D’une part, parce que si Emmanuel Macron veut gouverner les mains libres, il a tout intérêt à dynamiter, autant que faire se peut, cette Assemblée nationale devenue le boulet de son quinquennat. De l’autre, parce que Jean-Luc Mélenchon, qui, au titre de son statut d’ex-candidat à la présidentielle arrivé en tête à gauche, conserve son magistère sur le débat parlementaire, continue de penser qu’une dissolution est inévitable. Or la meilleure manière de l’obtenir est, là encore, de rendre invivable l’exercice parlementaire de la majorité.
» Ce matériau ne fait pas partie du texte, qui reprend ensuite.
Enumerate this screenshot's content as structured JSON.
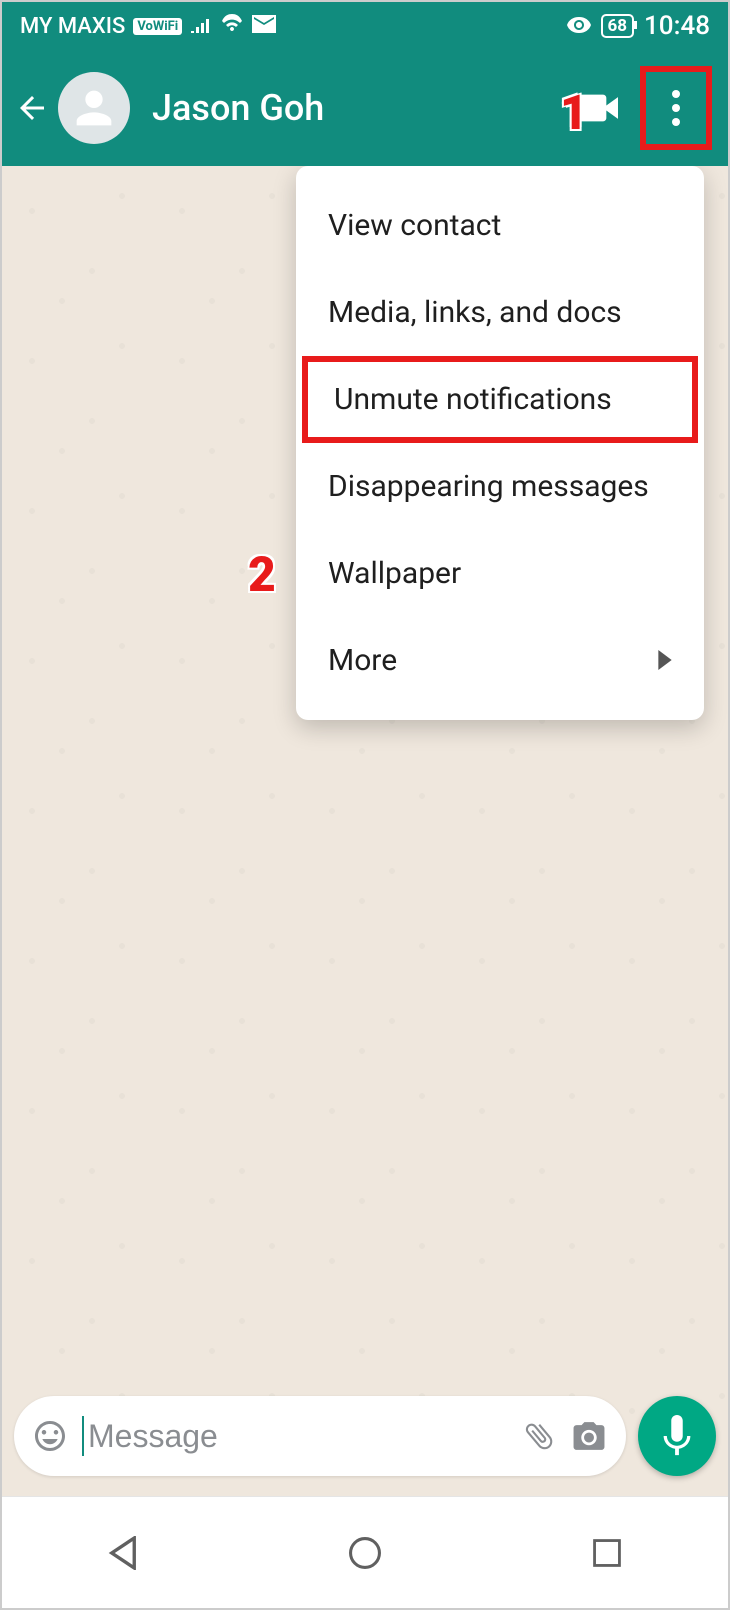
{
  "status_bar": {
    "carrier": "MY MAXIS",
    "vowifi": "VoWiFi",
    "battery": "68",
    "time": "10:48"
  },
  "header": {
    "contact_name": "Jason Goh"
  },
  "menu": {
    "items": [
      "View contact",
      "Media, links, and docs",
      "Unmute notifications",
      "Disappearing messages",
      "Wallpaper",
      "More"
    ]
  },
  "composer": {
    "placeholder": "Message"
  },
  "annotations": {
    "label1": "1",
    "label2": "2"
  }
}
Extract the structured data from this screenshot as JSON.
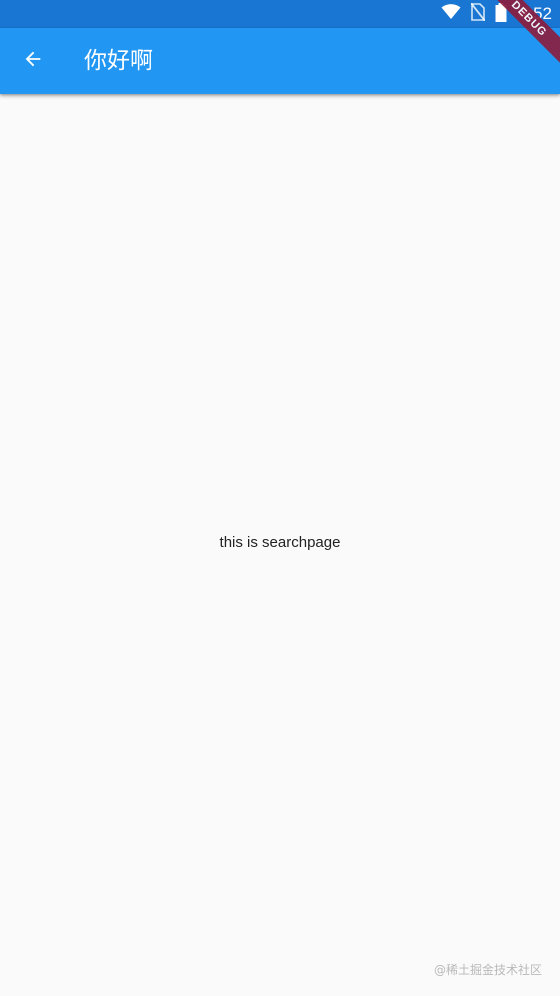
{
  "status_bar": {
    "time": "4:52",
    "icons": [
      "wifi-icon",
      "no-sim-icon",
      "battery-icon"
    ],
    "background": "#1976d2"
  },
  "app_bar": {
    "back_icon": "arrow-back-icon",
    "title": "你好啊",
    "background": "#2196f3"
  },
  "debug_banner": {
    "label": "DEBUG",
    "color": "#8b1e3f"
  },
  "body": {
    "text": "this is searchpage",
    "background": "#fafafa"
  },
  "watermark": {
    "text": "@稀土掘金技术社区"
  }
}
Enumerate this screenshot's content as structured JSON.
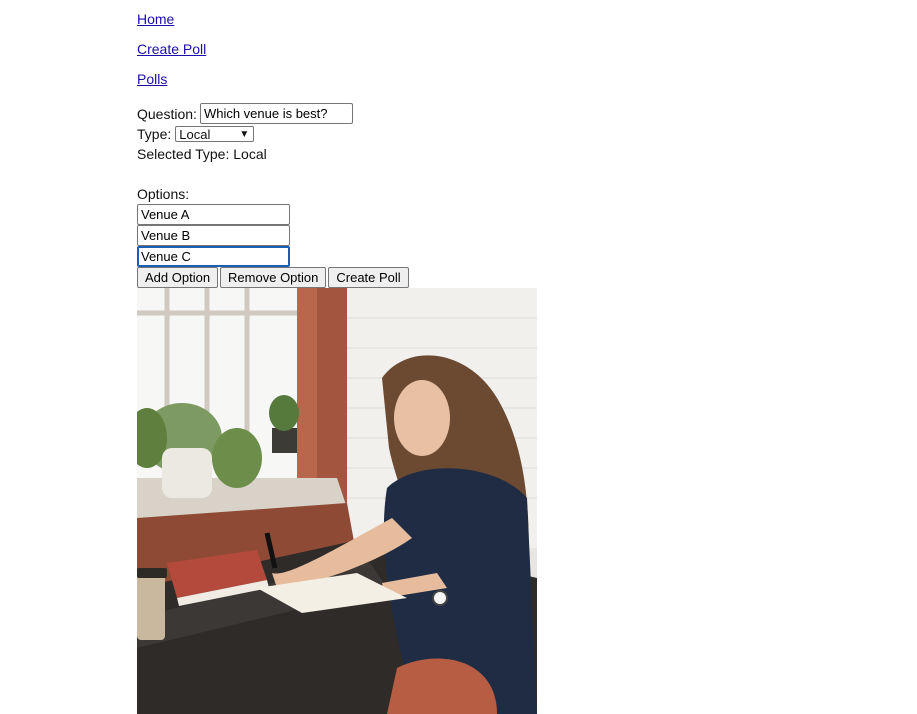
{
  "nav": {
    "home": "Home",
    "create_poll": "Create Poll",
    "polls": "Polls"
  },
  "form": {
    "question_label": "Question:",
    "question_value": "Which venue is best?",
    "type_label": "Type:",
    "type_selected": "Local",
    "selected_type_text": "Selected Type: Local",
    "options_label": "Options:",
    "options": [
      "Venue A",
      "Venue B",
      "Venue C"
    ],
    "add_option": "Add Option",
    "remove_option": "Remove Option",
    "create_poll": "Create Poll"
  },
  "image": {
    "subject": "woman-writing-in-notebook-photo"
  },
  "colors": {
    "link": "#1a0dab",
    "focus": "#1a5fb4"
  }
}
Par ailleurs, la composante « populiste » de LFI reste persuadée que s’il faut prendre ce qu’il y a à prendre dans le jeu institutionnel, le changement politique ne passera pas par le truchement des « corps intermédiaires », comme l’a rappelé l’historien du communisme Roger Martelli dans une récente tribune. Et que l’objectif principal consistant à s’imposer comme la seule alternative au macronisme en vue de 2027 ne pourra être atteint qu’en empêchant les classes populaires de se tourner vers l’extrême droite.
Dès lors, en vertu d’un imaginaire peut-être en partie fantasmé, pas question de policer son discours pour parler à la gauche des classes moyennes. « Quand on perd l’électorat populaire, il faut vingt ans pour regagner sa confiance », faisait remarquer, la semaine dernière, Manuel Bompard.
En attendant, les débats qui démarrent au Sénat dans quelques jours devraient ouvrir une séquence, si ce n’est plus apaisée, du moins de facture plus classique. Avant le retour du texte à l’Assemblée nationale, mi-mars, pour un vote solennel qui pourrait, une nouvelle fois, faire des étincelles.